Every eco-system plays a vital role; one of the most important functions of the marine eco-systems is the production of biomass from sunlight and nutrients, which represents the basic food course for all marine life, and so ultimately human also. Around half of the worlds’ primary productivity is achieved by microscopically small plants, and phytoplankton, which grow and divide in the ocean.
Another function performed by ecosystems is the creation of habitats in coastal ecosystems. For example, macro algae, seagrass and corals form large undersea forests, meadows or reefs that provide habitats for many other species such as molluscs, crustaceans and fish. Kelp forests and seagrass meadows in the Baltic Sea are vital habitats for the fry and juvenile fish that grow up here before swimming into the open ocean as adults. As with mangroves and the Lemon Shark. Gastropods and small crustaceans likewise feed on microalgae growing on the kelp or seagrass. They thereby ensure that the structure-forming plants are not smothered, and are allowed to grow – that is their contribution to the ecosystem. The molluscs and crustaceans that feed on microalgae are the basic food source for larger predatory crustaceans and fish.
Seagrass and kelp itself have relatively long life spans because they are poor food sources for grazing crustaceans and molluscs. They store nutrients in their biomass for a long time, including nitrogen and phosphorous compounds transported by rivers from agricultural areas to the sea. Seagrass and macroalgae thus function as a kind of biological purification system in coastal ecosystems.

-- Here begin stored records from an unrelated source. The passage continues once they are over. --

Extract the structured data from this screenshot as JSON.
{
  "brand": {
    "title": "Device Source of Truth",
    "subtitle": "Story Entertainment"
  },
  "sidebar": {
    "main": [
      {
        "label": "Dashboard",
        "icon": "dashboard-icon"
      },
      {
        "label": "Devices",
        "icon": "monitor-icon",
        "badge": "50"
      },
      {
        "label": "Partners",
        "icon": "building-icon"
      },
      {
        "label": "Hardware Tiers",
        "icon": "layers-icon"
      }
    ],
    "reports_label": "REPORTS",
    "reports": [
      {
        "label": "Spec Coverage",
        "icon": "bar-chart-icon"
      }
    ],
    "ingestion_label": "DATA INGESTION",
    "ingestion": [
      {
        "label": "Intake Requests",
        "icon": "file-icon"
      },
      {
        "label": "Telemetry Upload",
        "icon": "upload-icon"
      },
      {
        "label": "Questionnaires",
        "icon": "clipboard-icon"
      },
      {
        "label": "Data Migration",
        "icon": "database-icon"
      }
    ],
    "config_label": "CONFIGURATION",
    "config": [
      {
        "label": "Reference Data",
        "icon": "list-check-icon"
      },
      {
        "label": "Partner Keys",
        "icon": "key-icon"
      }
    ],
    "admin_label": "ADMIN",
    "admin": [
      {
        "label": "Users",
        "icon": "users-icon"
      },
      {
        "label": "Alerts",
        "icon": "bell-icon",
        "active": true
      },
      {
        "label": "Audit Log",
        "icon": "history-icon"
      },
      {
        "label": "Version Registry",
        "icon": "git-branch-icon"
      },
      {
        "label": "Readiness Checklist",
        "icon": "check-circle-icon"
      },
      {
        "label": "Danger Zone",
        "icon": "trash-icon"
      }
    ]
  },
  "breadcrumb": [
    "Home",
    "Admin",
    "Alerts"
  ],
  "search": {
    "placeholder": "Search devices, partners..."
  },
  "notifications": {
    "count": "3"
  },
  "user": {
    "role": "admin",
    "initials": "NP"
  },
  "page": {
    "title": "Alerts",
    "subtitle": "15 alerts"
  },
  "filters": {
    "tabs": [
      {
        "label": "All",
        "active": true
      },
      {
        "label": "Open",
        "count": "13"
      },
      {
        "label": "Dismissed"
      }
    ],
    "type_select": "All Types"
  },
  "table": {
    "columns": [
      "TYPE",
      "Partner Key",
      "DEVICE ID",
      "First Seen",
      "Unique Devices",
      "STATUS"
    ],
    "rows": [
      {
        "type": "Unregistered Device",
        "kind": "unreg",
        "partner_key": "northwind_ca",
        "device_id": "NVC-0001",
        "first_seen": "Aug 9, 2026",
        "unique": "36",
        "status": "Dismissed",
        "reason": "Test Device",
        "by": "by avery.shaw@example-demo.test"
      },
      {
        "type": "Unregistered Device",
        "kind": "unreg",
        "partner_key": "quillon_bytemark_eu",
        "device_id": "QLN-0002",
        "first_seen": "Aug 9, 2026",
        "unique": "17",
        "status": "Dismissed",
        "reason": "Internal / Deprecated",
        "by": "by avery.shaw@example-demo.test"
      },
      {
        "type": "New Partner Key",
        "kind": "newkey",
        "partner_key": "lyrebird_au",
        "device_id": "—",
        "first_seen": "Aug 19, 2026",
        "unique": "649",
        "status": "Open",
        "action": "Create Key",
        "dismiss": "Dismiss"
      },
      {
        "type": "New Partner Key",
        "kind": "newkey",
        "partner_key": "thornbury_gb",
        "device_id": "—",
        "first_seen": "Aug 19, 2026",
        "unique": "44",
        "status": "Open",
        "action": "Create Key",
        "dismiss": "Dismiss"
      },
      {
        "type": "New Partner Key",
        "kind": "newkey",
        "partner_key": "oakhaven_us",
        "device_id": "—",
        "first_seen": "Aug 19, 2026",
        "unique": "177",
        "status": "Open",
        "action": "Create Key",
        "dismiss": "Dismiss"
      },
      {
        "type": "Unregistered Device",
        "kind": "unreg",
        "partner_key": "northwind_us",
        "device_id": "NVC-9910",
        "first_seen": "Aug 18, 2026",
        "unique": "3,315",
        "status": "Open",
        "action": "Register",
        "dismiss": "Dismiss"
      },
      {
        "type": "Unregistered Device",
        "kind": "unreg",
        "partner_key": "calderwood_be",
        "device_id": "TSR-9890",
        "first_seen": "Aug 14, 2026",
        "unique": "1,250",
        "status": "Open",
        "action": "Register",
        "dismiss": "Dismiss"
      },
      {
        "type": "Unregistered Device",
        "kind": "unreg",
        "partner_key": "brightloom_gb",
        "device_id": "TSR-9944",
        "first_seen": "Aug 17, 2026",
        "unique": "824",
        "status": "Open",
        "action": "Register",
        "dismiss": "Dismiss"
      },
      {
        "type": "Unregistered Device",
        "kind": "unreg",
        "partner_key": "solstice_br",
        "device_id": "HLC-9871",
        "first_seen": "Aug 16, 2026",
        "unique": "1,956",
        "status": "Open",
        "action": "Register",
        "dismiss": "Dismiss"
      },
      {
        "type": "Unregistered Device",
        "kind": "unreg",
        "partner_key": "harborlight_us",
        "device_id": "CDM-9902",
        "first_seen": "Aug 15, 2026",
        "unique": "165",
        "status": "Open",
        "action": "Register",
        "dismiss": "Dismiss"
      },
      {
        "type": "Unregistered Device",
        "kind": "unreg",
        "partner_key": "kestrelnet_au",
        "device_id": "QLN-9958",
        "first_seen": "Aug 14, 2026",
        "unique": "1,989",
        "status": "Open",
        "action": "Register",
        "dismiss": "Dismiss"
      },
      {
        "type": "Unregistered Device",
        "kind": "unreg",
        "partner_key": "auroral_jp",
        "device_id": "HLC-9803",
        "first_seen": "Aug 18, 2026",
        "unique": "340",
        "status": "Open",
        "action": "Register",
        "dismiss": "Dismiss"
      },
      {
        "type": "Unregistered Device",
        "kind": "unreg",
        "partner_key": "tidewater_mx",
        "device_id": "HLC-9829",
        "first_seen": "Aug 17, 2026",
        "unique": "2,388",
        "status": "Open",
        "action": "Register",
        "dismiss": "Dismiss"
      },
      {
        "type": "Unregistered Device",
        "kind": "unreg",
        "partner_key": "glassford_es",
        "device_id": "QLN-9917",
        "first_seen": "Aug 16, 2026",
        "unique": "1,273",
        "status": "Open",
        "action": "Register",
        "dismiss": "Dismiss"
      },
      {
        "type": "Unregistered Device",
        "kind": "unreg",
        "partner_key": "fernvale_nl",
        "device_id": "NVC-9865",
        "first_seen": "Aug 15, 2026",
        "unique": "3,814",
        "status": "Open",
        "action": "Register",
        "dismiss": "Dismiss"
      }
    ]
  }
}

There has been a lot of study and research around the dramatic decline in biological diversity and whether it has consequences for the stable functioning of eco-systems and after 10 years of intensive study, the answer is a resounding “yes, it most certainly does!” Experiments in coastal eco-systems, particularly seagrass meadows and kelp forests, have shown that biological diversity in the oceans is essential for maintaining the eco-system. Species diversity was decreased in various ways during these experiments in order to compare the eco-system functions of species-rich with species-poor areas. In one field experiment, for example, the number of seaweed species was artificially reduced by removing some at the beginning of the growth period. The total algal biomass in this species-poor area did, in fact, decrease, thereby resulting in a decline in the food for consumers as well as the number of available habitats. In another experiment, the number of grazing species that feed on the microalgae growing on seagrass was reduced. It was found that the species-poor grazer communities consumed fewer microalgae than species-rich communities. The shortage of grazing species resulted in a slower growth of seagrass because the increased growth of microalgae repressed photosynthesis in the seagrass. These two experiments indicate that a decrease in biological diversity has a negative impact on the structure of the habitat, regardless of whether the number of species of producers (macroalgae) or consumers (grazers) is reduced.
Till we meet again, keep that toothy grin!